Washington, DC—(ENEWSPF)—November 13, 2014. Today, Congresswoman Tammy Duckworth (IL-8) sent a letter to Secretary Hagel supporting a Department of Defense proposed rule that would protect members of the military from predatory lending. The bipartisan letter was signed by 64 of Duckworth’s colleagues. Current protections under the Military Lending Act apply to only three narrowly defined types of products: closed-end payday loans of $2,000 or less and repayable in 91 days or less; closed-end vehicle title loans repayable in 181 days or less; and tax refund loans. Unfortunately lenders quickly found the loopholes in the regulation and escaped accountability by offering loans with terms that were a day longer, or a dollar greater than loans covered by the rules. Bad actors continued to charge triple digit interest rates and to exploit the men and women who put their lives on the line to protect our country.
In September, the Department of Defense proposed a rule to extend Military Lending Act protections to all forms of credit targeting members of the military and to abusive open-end credit products. Last year, Duckworth sent a letter to the Department of Defense asking for these changes.
“When service members take on high-cost debt with abusive terms, they are forced to make difficult choices between paying off a loan with rates averaging as high as 392%, forgoing other necessities, such as utilities or grocery bills, or taking out additional loans,” said Duckworth. “This accumulation of debt is factored into eligibility for security clearance and advancement, putting their jobs at risk.”
“The proposed rules are clear and comprehensive and will protect against debt traps that undermine the financial security of service members and their families. They provide welcome relief for struggling military families.”
In October, Duckworth wrote an Op-ed for the Military Times emphasizing the importance of protecting members of the military from predatory lending.

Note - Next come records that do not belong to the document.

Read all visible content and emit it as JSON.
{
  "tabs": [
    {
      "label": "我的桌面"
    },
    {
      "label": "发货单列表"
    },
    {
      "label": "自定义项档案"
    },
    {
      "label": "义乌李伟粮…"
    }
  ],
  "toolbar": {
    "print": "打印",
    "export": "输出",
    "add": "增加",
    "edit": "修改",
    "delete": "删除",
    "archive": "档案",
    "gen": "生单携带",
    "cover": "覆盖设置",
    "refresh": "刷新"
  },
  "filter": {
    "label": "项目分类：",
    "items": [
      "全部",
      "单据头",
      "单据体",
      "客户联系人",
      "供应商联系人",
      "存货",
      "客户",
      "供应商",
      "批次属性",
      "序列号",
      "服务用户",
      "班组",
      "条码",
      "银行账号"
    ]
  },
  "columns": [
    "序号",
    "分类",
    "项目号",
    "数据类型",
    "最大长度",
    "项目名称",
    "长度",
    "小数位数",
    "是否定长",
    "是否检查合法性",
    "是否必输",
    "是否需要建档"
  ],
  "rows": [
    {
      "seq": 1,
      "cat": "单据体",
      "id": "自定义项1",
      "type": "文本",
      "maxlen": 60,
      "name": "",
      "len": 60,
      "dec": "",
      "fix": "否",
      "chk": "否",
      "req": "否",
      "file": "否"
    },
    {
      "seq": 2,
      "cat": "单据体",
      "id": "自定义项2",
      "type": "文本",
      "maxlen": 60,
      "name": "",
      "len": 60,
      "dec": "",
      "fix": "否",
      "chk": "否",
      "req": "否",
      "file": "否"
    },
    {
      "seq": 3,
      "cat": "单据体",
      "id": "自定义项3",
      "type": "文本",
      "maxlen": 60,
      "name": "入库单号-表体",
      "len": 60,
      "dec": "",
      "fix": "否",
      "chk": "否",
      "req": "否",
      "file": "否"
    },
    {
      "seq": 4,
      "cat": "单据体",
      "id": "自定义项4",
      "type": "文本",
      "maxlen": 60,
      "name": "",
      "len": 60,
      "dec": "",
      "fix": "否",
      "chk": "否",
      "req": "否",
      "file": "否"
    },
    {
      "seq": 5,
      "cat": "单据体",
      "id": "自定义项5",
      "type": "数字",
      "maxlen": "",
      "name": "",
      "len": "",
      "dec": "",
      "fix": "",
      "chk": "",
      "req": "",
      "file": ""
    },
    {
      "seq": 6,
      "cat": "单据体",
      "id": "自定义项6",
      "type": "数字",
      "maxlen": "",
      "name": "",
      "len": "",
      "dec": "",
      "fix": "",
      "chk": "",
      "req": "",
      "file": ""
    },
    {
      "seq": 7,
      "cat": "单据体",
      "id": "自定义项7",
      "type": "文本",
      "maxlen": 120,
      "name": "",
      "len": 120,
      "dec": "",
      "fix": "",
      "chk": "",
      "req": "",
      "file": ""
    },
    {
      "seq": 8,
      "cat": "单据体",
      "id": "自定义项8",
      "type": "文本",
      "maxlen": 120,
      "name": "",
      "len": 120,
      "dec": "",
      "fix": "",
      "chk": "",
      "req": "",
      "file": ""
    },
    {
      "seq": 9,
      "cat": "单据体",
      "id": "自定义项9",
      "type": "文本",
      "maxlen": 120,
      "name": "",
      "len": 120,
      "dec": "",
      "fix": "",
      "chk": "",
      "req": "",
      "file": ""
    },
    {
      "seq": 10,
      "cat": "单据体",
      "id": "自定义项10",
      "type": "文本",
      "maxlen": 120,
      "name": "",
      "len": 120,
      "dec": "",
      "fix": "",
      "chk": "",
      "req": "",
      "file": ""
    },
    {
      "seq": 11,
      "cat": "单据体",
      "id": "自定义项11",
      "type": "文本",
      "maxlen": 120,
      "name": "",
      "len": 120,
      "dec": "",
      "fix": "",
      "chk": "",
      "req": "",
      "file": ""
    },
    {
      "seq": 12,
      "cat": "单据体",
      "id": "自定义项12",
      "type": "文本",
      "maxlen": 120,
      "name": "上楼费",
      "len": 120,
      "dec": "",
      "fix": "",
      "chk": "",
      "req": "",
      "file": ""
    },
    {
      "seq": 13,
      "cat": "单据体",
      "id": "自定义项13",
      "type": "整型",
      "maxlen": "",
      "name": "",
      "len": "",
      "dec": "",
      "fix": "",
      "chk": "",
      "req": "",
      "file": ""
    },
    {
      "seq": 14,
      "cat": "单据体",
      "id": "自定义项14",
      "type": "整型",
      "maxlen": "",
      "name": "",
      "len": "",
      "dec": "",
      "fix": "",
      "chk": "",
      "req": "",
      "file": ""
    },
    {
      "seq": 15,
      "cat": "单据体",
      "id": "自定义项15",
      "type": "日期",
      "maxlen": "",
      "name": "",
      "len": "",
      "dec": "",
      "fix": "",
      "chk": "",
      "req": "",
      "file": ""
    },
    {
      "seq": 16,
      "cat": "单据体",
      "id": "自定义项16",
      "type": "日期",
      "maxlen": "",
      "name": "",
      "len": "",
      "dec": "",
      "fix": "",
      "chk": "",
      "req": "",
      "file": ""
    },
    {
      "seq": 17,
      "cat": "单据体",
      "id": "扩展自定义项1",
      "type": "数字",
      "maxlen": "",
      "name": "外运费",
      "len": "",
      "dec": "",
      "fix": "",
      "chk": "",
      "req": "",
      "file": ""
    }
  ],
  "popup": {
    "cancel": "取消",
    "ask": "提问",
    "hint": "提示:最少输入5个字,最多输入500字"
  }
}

The text of the letter is below:The Honorable Charles Timothy Hagel Secretary of Defense U.S. Department of Defense 1000 Defense Pentagon Washington, DC 20301-3010
Dear Mr. Secretary:
We are writing to express our support for the recent Department of Defense proposed rule to protect service members from payday lenders, auto title lenders and other abusive lenders. Last year 54 Members of Congress wrote to you asking that you close loopholes in regulation that allowed predatory lending practices to continue harming our military members and their families. We appreciate your attention to our concerns and commend you for taking action to address them.
When service members take on high-cost debt with abusive terms, they are forced to make difficult choices between paying off a loan with rates averaging as high as 392%, forgoing other necessities, such as utilities or grocery bills, or taking out additional loans. This accumulation of debt is factored into eligibility for security clearance and advancement, putting their jobs at risk.

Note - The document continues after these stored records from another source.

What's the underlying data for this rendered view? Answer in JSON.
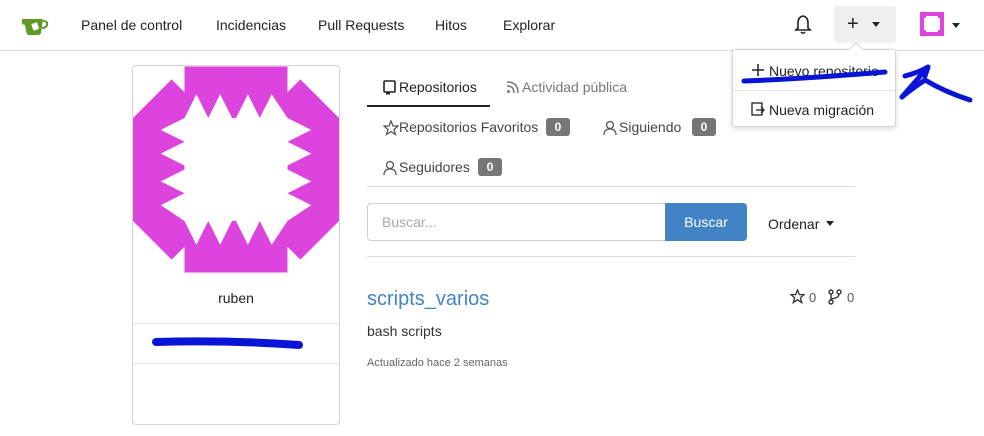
{
  "nav": {
    "items": [
      "Panel de control",
      "Incidencias",
      "Pull Requests",
      "Hitos",
      "Explorar"
    ],
    "plus_symbol": "+"
  },
  "icons": {
    "logo": "gitea-teacup-icon",
    "notifications": "bell-icon",
    "create": "plus-icon",
    "avatar": "identicon-avatar"
  },
  "dropdown": {
    "items": [
      {
        "label": "Nuevo repositorio",
        "icon": "plus-icon"
      },
      {
        "label": "Nueva migración",
        "icon": "migration-icon"
      }
    ]
  },
  "profile": {
    "username": "ruben",
    "identicon_color": "#dd44dd"
  },
  "tabs": {
    "repositories": "Repositorios",
    "activity": "Actividad pública",
    "starred": "Repositorios Favoritos",
    "starred_count": "0",
    "following": "Siguiendo",
    "following_count": "0",
    "followers": "Seguidores",
    "followers_count": "0"
  },
  "search": {
    "placeholder": "Buscar...",
    "button": "Buscar",
    "sort": "Ordenar"
  },
  "repos": [
    {
      "name": "scripts_varios",
      "description": "bash scripts",
      "updated": "Actualizado hace 2 semanas",
      "stars": "0",
      "forks": "0"
    }
  ],
  "colors": {
    "accent": "#4183c4",
    "annotation": "#0a14d6"
  }
}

To address these concerns, Congress adopted, and the Department of Defense implemented, the Military Lending Act in 2007. The act was designed to put in place strong rules for lenders that do business with members of the military, including a 36 percent cap on interest and fees. The MLA also prohibits other harmful practices such as securing loans with vehicle titles, post-dated checks or direct access to borrowers’ bank accounts.

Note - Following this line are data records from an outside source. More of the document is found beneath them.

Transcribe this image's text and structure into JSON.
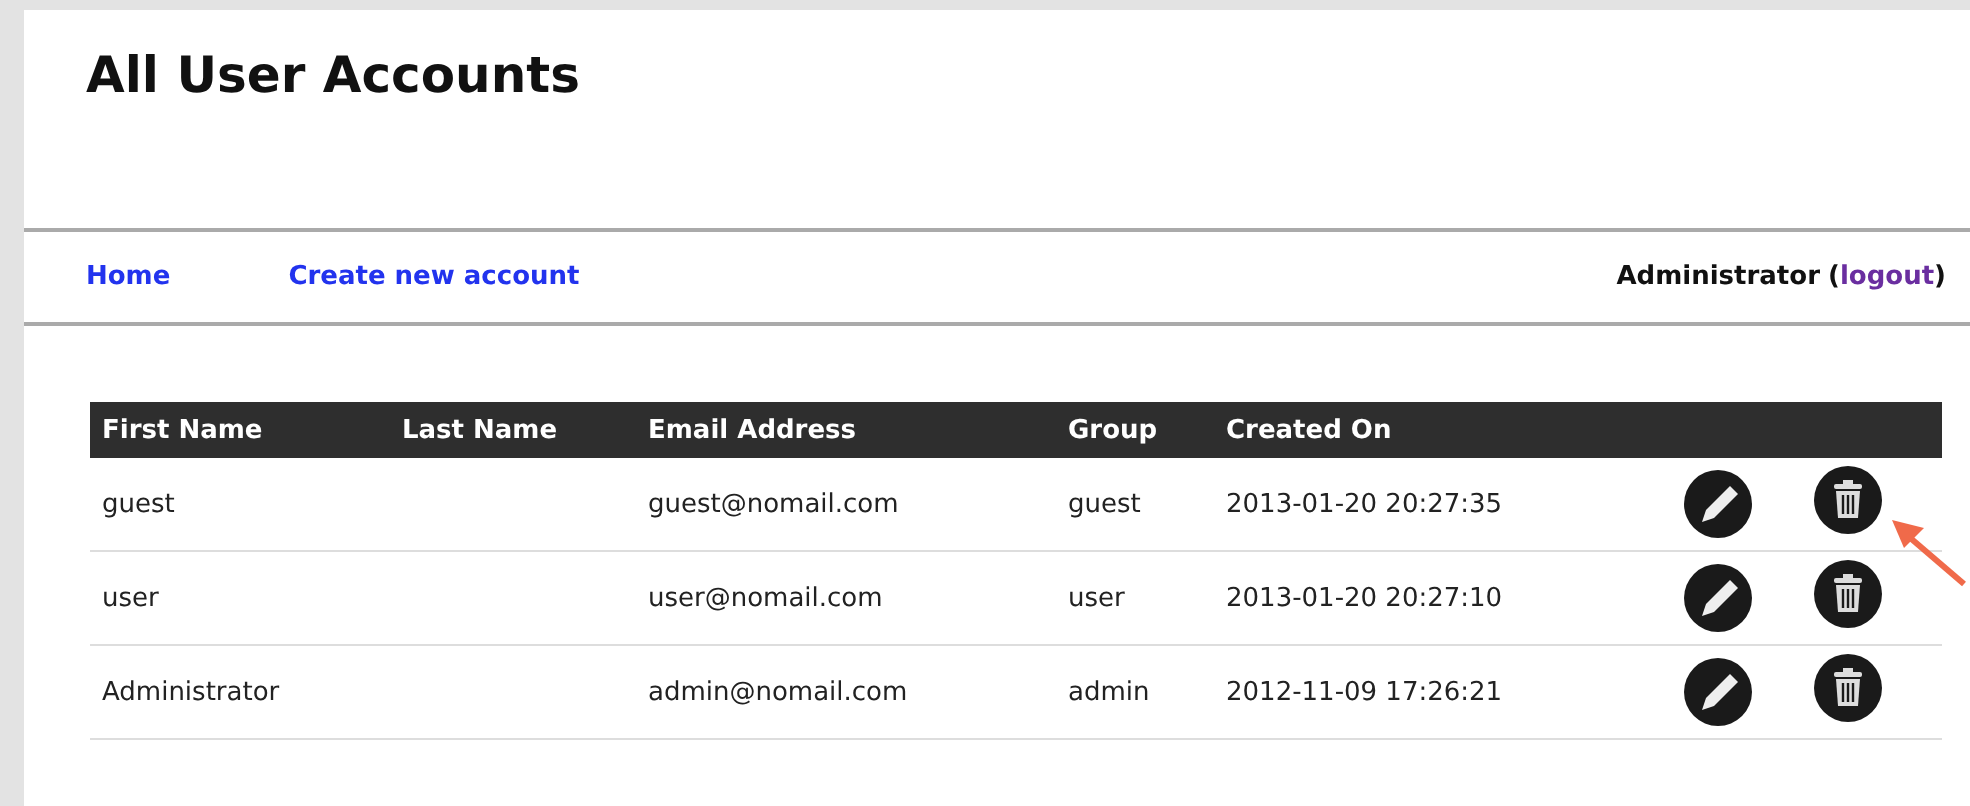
{
  "title": "All User Accounts",
  "nav": {
    "links": [
      "Home",
      "Create new account"
    ],
    "user": "Administrator",
    "open_paren": "(",
    "logout": "logout",
    "close_paren": ")"
  },
  "table": {
    "columns": [
      "First Name",
      "Last Name",
      "Email Address",
      "Group",
      "Created On"
    ],
    "rows": [
      {
        "first_name": "guest",
        "email": "guest@nomail.com",
        "group": "guest",
        "created_on": "2013-01-20 20:27:35",
        "annotated": true
      },
      {
        "first_name": "user",
        "email": "user@nomail.com",
        "group": "user",
        "created_on": "2013-01-20 20:27:10",
        "annotated": false
      },
      {
        "first_name": "Administrator",
        "email": "admin@nomail.com",
        "group": "admin",
        "created_on": "2012-11-09 17:26:21",
        "annotated": false
      }
    ]
  }
}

However, current protections apply to only three narrowly defined types of products: closed-end payday loans of $2,000 or less and repayable in 91 days or less; closed-end vehicle title loans repayable in 181 days or less; and tax refund loans. Unfortunately, lenders have been quick to exploit loopholes in these narrow definitions. The Department of Defense’s recent report found that 11 percent of enlisted service members took out loans with interest rates over 36 percent over the past year as a result of the MLA loopholes.
We strongly urge the Department of Defense to adopt the proposed rule to expand these narrow definitions of consumer credit and ensure that the Military Lending Act protects service members from unsustainable and abusive credit by:
· Extending Military Lending Act protections, including the 36 percent interest and fee cap and other protections, to all forms of credit targeting members of the military;
· Protecting service members from abusive open-end credit products while ensuring access to credit cards with reasonable rates and fees;
· Ensuring that military relief societies, which provided more than $140 million in low-cost emergency loans in 2012, can continue to lend.
The proposed rule provides the inclusive definition of consumer credit necessary to ensure that all service members are covered by the consumer protections envisioned by Congress in 2007 and will help preserve our force’s readiness.
Thank you for your time and consideration of this important matter. We look forward to receiving your response.